That visibility introduces friction that traditional feed controls avoid. Instagram's 'Not Interested' button, TikTok's 'Not Interested' tap, even Threads' own existing preference tools — all operate privately. Dear Algo makes preference a public act, and that changes behaviour.
Research on social media self-presentation consistently shows users curate their profiles to project desired identities, not necessarily reflect actual interests. When you request 'more entrepreneurship content' or 'less reality TV', you're not just training an algorithm. You're telling your network who you want them to think you are.

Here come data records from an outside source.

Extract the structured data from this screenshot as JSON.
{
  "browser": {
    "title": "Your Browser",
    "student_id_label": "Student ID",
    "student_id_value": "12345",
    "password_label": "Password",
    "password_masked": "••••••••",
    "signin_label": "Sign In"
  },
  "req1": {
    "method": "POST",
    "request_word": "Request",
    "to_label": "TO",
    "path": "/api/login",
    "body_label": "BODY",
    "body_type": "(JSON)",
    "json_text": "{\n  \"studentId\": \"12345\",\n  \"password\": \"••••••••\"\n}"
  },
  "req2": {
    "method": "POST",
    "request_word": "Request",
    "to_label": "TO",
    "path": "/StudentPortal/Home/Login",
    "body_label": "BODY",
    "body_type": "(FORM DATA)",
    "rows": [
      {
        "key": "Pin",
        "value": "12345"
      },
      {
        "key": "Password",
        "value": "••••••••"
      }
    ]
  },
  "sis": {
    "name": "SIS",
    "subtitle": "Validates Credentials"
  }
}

Social media platforms displayed on mobile device
Dating content sits at an awkward intersection here. Relationship advice, breakup recovery posts, dating app strategy threads — these attract massive engagement precisely because they're relatable and emotionally charged. But they're also tied to personal circumstances many prefer to keep ambiguous. A single person might genuinely want less Valentine's Day content in mid-February, but posting 'Dear Algo, hide all couple posts' publicly announces their relationship status and emotional state to their entire follower base.
Three days, no commitment
Meta positions the three-day limit as flexibility for fast-moving interests: live sports, breaking news, trending TV episodes. For dating content, that timeframe maps more closely to emotional volatility than genuine interest shifts. A difficult Friday on Hinge might prompt a weekend request for dating advice content. By Tuesday, that same user might want it gone.

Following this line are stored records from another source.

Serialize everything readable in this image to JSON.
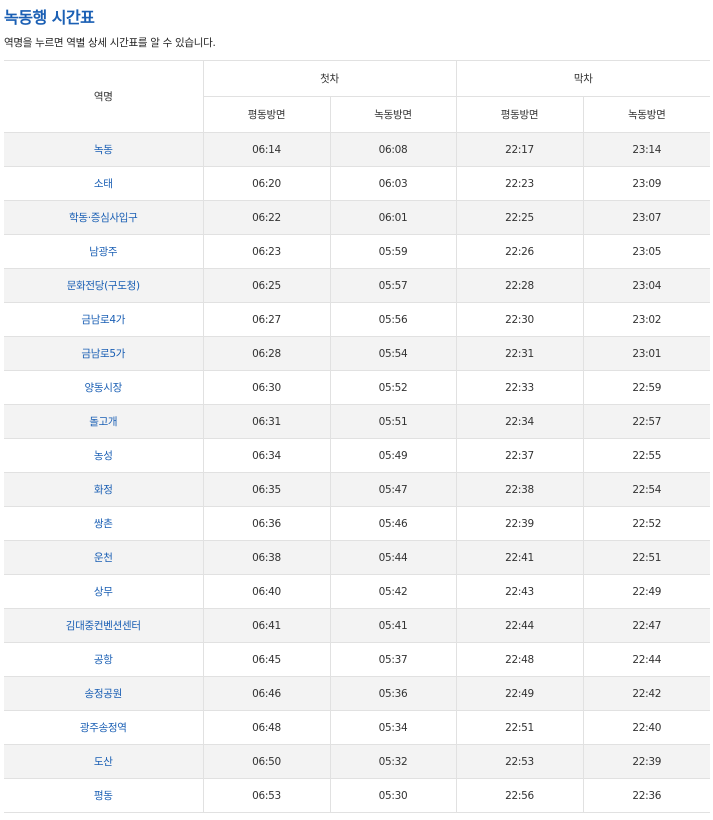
{
  "page": {
    "title": "녹동행 시간표",
    "description": "역명을 누르면 역별 상세 시간표를 알 수 있습니다."
  },
  "table": {
    "station_header": "역명",
    "first_train_header": "첫차",
    "last_train_header": "막차",
    "direction_headers": [
      "평동방면",
      "녹동방면",
      "평동방면",
      "녹동방면"
    ],
    "rows": [
      {
        "station": "녹동",
        "first_pyeongdong": "06:14",
        "first_nokdong": "06:08",
        "last_pyeongdong": "22:17",
        "last_nokdong": "23:14"
      },
      {
        "station": "소태",
        "first_pyeongdong": "06:20",
        "first_nokdong": "06:03",
        "last_pyeongdong": "22:23",
        "last_nokdong": "23:09"
      },
      {
        "station": "학동·증심사입구",
        "first_pyeongdong": "06:22",
        "first_nokdong": "06:01",
        "last_pyeongdong": "22:25",
        "last_nokdong": "23:07"
      },
      {
        "station": "남광주",
        "first_pyeongdong": "06:23",
        "first_nokdong": "05:59",
        "last_pyeongdong": "22:26",
        "last_nokdong": "23:05"
      },
      {
        "station": "문화전당(구도청)",
        "first_pyeongdong": "06:25",
        "first_nokdong": "05:57",
        "last_pyeongdong": "22:28",
        "last_nokdong": "23:04"
      },
      {
        "station": "금남로4가",
        "first_pyeongdong": "06:27",
        "first_nokdong": "05:56",
        "last_pyeongdong": "22:30",
        "last_nokdong": "23:02"
      },
      {
        "station": "금남로5가",
        "first_pyeongdong": "06:28",
        "first_nokdong": "05:54",
        "last_pyeongdong": "22:31",
        "last_nokdong": "23:01"
      },
      {
        "station": "양동시장",
        "first_pyeongdong": "06:30",
        "first_nokdong": "05:52",
        "last_pyeongdong": "22:33",
        "last_nokdong": "22:59"
      },
      {
        "station": "돌고개",
        "first_pyeongdong": "06:31",
        "first_nokdong": "05:51",
        "last_pyeongdong": "22:34",
        "last_nokdong": "22:57"
      },
      {
        "station": "농성",
        "first_pyeongdong": "06:34",
        "first_nokdong": "05:49",
        "last_pyeongdong": "22:37",
        "last_nokdong": "22:55"
      },
      {
        "station": "화정",
        "first_pyeongdong": "06:35",
        "first_nokdong": "05:47",
        "last_pyeongdong": "22:38",
        "last_nokdong": "22:54"
      },
      {
        "station": "쌍촌",
        "first_pyeongdong": "06:36",
        "first_nokdong": "05:46",
        "last_pyeongdong": "22:39",
        "last_nokdong": "22:52"
      },
      {
        "station": "운천",
        "first_pyeongdong": "06:38",
        "first_nokdong": "05:44",
        "last_pyeongdong": "22:41",
        "last_nokdong": "22:51"
      },
      {
        "station": "상무",
        "first_pyeongdong": "06:40",
        "first_nokdong": "05:42",
        "last_pyeongdong": "22:43",
        "last_nokdong": "22:49"
      },
      {
        "station": "김대중컨벤션센터",
        "first_pyeongdong": "06:41",
        "first_nokdong": "05:41",
        "last_pyeongdong": "22:44",
        "last_nokdong": "22:47"
      },
      {
        "station": "공항",
        "first_pyeongdong": "06:45",
        "first_nokdong": "05:37",
        "last_pyeongdong": "22:48",
        "last_nokdong": "22:44"
      },
      {
        "station": "송정공원",
        "first_pyeongdong": "06:46",
        "first_nokdong": "05:36",
        "last_pyeongdong": "22:49",
        "last_nokdong": "22:42"
      },
      {
        "station": "광주송정역",
        "first_pyeongdong": "06:48",
        "first_nokdong": "05:34",
        "last_pyeongdong": "22:51",
        "last_nokdong": "22:40"
      },
      {
        "station": "도산",
        "first_pyeongdong": "06:50",
        "first_nokdong": "05:32",
        "last_pyeongdong": "22:53",
        "last_nokdong": "22:39"
      },
      {
        "station": "평동",
        "first_pyeongdong": "06:53",
        "first_nokdong": "05:30",
        "last_pyeongdong": "22:56",
        "last_nokdong": "22:36"
      }
    ]
  },
  "colors": {
    "title": "#1a5fb4",
    "station_link": "#1a5fb4",
    "row_stripe": "#f3f3f3"
  }
}
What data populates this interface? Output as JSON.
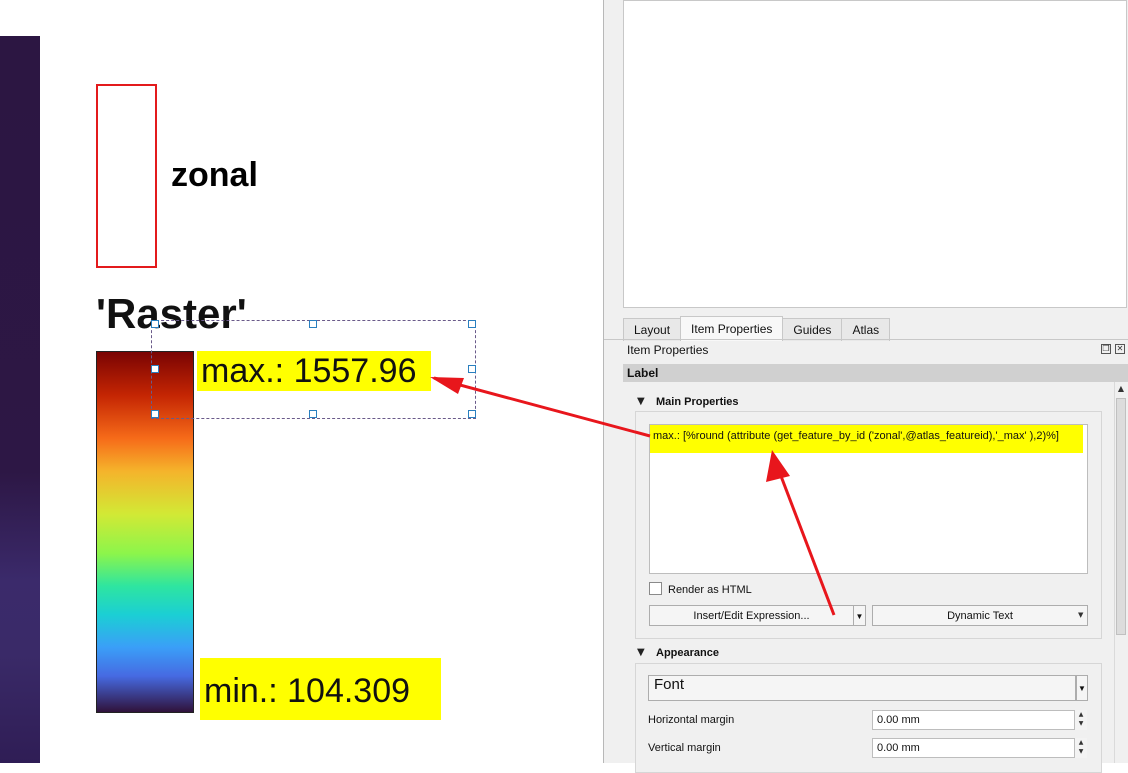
{
  "layout_canvas": {
    "zonal_label": "zonal",
    "raster_title": "'Raster'",
    "max_label": "max.: 1557.96",
    "min_label": "min.: 104.309"
  },
  "panel": {
    "tabs": [
      {
        "label": "Layout",
        "active": false
      },
      {
        "label": "Item Properties",
        "active": true
      },
      {
        "label": "Guides",
        "active": false
      },
      {
        "label": "Atlas",
        "active": false
      }
    ],
    "dock_title": "Item Properties",
    "section_header": "Label",
    "main_properties": {
      "title": "Main Properties",
      "expression_text": "max.: [%round (attribute (get_feature_by_id ('zonal',@atlas_featureid),'_max' ),2)%]",
      "render_as_html_label": "Render as HTML",
      "render_as_html_checked": false,
      "insert_expression_button": "Insert/Edit Expression...",
      "dynamic_text_button": "Dynamic Text"
    },
    "appearance": {
      "title": "Appearance",
      "font_button": "Font",
      "horizontal_margin_label": "Horizontal margin",
      "horizontal_margin_value": "0.00 mm",
      "vertical_margin_label": "Vertical margin",
      "vertical_margin_value": "0.00 mm"
    }
  },
  "colors": {
    "highlight": "#ffff00",
    "annotation_arrow": "#e8161c",
    "zonal_border": "#e31a1c",
    "selection_handle": "#2a7fbf"
  }
}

Compare this to how dating apps themselves handle content moderation and feed control. Most platforms let users filter by dealbreakers, distance, or lifestyle preferences — settings that persist until manually changed. Hinge's 'Remove' function on prompts is permanent. Bumble's filters remain in place across sessions. These are tools for sustained preference expression, not three-day experiments.

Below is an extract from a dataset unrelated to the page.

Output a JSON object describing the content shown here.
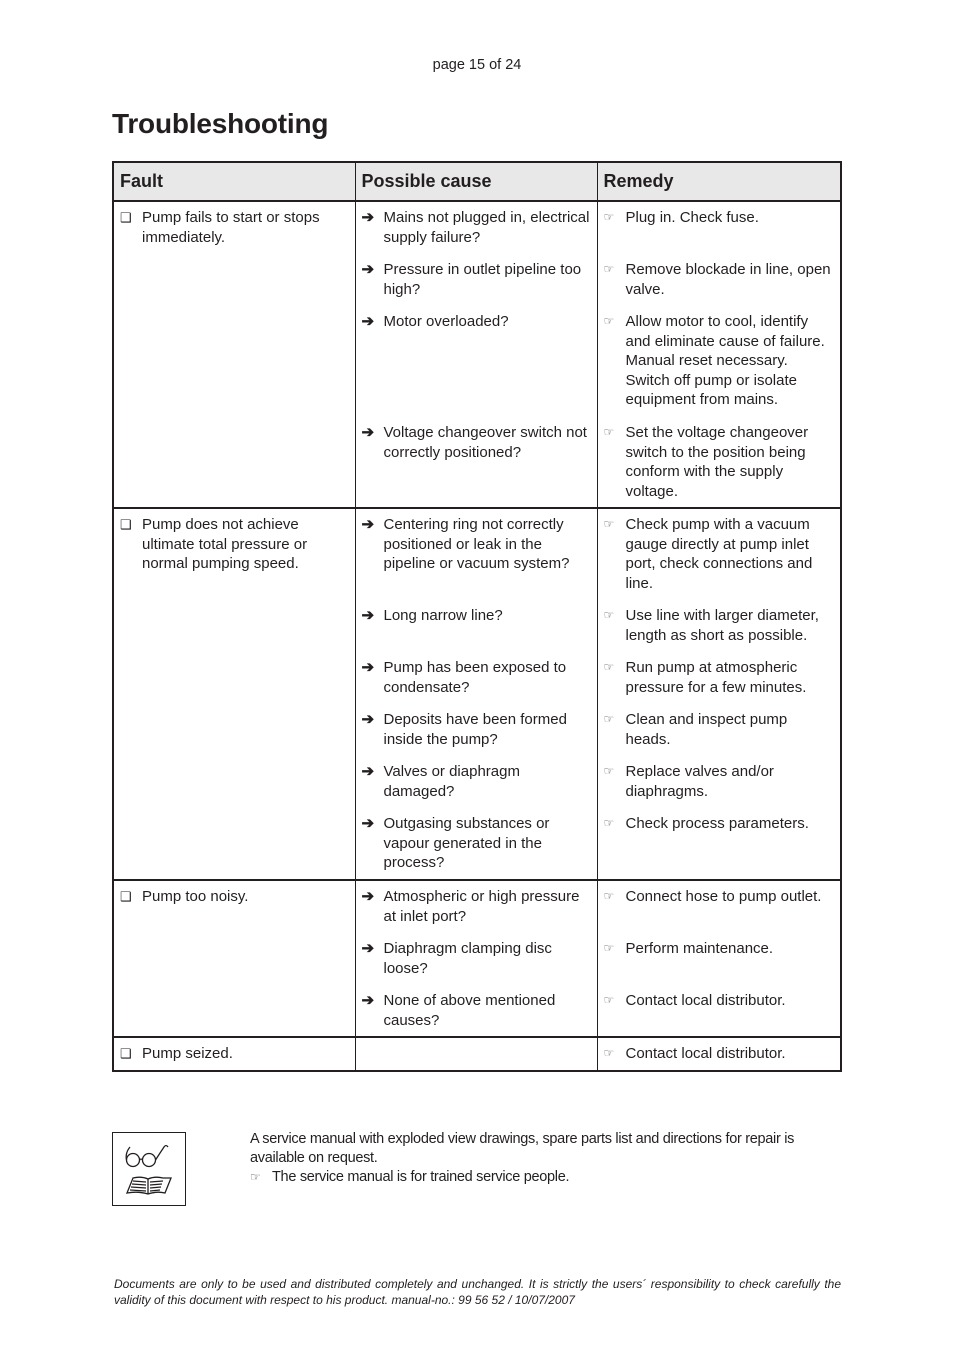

Someone recently divorced doesn't need a three-day reprieve from wedding content. They need months, possibly longer.
The time limit makes the tool useful for trending topics but structurally unsuited to life stage transitions — which is precisely when singles most need algorithmic control.
The copyability problem
Because Dear Algo requests are public posts, they can be shared and applied by anyone. Meta frames this as community-driven discovery: see an interesting request, apply it yourself, explore new conversations. For dating content, this introduces a secondary amplification effect.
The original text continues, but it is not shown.